- Interactive map of South Panuke Wilderness Area
- Location: Nova Scotia
- Nearest city: East River
- Area: 7,191 hectares (17,770 acres)
- Established: 2015
- Governing body: Nova Scotia Department of Environment and Climate Change

= South Panuke Wilderness Area =

Wilderness area in Nova Scotia

South Panuke Wilderness Area is a protected wilderness area in both Halifax County, Hants County, and Lunenburg County, Nova Scotia, Canada, adjacent to East River. The wilderness area is governed by the Nova Scotia Department of Environment and Climate Change. It has several recreational values, such as canoeing, hiking, hunting, fishing, and trapping.

== Geography ==
South Panuke Wilderness Area comprises 7,191 ha in area. Much of the wilderness area consists of hills, ridges, and hummocks.
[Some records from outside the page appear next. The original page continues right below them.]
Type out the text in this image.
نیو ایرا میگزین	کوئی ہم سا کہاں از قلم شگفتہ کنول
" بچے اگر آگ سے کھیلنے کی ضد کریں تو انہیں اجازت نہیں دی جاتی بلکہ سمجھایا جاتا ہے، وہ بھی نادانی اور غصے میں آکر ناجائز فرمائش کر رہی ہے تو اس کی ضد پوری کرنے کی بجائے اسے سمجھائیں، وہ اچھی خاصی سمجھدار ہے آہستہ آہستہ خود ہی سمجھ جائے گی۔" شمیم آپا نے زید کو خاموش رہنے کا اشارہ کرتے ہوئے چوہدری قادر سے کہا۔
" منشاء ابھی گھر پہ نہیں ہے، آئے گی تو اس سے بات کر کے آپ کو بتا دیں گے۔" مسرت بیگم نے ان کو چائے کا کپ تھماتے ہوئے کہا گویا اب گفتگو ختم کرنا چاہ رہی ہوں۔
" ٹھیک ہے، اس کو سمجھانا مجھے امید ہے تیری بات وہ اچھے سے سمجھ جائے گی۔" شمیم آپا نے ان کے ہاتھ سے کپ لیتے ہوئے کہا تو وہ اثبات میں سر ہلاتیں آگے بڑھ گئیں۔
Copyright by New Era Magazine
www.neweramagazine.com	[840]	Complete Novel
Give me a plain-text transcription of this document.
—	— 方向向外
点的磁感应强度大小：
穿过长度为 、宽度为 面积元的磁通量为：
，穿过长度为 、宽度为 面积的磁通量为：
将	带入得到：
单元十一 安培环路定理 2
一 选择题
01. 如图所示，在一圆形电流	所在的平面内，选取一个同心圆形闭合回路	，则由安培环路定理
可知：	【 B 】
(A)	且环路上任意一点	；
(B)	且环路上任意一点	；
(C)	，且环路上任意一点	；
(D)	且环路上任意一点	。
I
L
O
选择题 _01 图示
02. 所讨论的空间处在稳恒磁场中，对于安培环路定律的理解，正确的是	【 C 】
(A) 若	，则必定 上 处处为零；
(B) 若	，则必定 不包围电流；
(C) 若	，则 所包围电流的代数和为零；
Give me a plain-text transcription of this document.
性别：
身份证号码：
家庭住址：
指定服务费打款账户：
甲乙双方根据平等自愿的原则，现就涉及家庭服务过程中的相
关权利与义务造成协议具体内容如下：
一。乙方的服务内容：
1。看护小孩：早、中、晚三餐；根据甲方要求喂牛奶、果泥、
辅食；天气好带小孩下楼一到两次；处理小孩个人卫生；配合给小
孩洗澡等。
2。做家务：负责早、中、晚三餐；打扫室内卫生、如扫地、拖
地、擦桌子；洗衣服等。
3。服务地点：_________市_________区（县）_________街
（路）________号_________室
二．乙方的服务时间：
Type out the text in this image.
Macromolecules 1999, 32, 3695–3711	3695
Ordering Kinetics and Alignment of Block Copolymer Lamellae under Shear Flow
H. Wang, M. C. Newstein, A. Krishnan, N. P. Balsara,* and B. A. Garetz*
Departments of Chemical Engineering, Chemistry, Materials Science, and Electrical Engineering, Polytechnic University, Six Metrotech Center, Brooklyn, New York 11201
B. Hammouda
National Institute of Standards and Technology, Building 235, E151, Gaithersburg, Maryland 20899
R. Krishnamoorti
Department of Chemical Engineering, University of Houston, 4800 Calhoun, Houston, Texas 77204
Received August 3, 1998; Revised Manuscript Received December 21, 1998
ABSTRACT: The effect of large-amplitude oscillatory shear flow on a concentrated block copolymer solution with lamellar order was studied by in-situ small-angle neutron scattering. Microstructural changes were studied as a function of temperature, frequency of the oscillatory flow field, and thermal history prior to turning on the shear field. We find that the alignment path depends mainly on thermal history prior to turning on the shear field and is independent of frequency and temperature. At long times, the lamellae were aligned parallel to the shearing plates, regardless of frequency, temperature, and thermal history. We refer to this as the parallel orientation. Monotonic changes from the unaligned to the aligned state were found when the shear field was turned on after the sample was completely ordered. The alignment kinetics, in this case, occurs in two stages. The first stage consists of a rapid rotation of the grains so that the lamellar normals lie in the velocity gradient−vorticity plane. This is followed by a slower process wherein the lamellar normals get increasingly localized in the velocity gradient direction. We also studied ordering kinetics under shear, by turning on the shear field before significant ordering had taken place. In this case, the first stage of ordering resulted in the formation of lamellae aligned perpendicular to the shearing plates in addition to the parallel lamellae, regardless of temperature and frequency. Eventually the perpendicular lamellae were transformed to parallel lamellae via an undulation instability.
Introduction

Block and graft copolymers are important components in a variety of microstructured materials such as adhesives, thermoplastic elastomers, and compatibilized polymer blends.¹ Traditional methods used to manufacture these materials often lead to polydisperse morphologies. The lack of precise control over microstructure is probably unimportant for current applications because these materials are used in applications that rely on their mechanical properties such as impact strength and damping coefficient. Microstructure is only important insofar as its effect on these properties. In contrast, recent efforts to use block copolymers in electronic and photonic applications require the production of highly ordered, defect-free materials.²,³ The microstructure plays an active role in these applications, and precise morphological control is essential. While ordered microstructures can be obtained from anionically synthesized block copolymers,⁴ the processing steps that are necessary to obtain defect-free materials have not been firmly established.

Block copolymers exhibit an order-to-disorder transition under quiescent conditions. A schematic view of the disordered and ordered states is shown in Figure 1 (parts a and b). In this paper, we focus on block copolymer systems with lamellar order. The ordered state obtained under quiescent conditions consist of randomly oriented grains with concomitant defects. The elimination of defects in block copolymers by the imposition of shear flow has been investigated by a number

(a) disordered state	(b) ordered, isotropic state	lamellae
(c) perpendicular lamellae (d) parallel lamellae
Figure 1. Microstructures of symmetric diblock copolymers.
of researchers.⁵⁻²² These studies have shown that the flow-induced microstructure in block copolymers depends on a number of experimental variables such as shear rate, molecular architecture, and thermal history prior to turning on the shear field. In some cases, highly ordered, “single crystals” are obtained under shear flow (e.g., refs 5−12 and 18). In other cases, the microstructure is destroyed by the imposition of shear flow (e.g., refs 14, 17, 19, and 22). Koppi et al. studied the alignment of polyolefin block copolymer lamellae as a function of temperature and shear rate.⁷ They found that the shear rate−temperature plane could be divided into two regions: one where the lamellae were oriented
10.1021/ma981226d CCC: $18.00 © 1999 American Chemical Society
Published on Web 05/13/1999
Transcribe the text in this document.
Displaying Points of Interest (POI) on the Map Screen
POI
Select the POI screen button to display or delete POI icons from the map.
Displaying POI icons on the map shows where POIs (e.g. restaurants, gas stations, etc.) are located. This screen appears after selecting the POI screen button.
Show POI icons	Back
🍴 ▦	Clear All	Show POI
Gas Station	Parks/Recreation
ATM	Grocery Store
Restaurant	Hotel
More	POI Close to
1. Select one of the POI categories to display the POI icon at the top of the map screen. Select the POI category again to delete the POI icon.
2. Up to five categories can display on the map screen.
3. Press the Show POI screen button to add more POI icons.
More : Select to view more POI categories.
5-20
It represents a key opportunity to preserve a continuous, forested ecological corridor linking central and western mainland Nova Scotia.

== Ecology ==

=== Flora ===
South Panuke Wilderness Area has mature red spruce that is widespread, which is sometimes mixed with hemlock or white pine. Black spruce grows on poorly drained lands.

=== Fauna ===
South Panuke Wilderness Area protects endangered animals, such as mainland moose and martens. The wilderness area also protects birds and fish, including brook trout and the Atlantic salmon.

== Access ==
South Panuke Wilderness Area can be accessed via Nova Scotia Route 103 and Nova Scotia Trunk 14, as well as minor forest roads.

A 7 km section of an off-highway vehicle trail traverses the wilderness area, following former forest access roads between Canaan and Timber Lake. The trail can also be accessed via bicycles.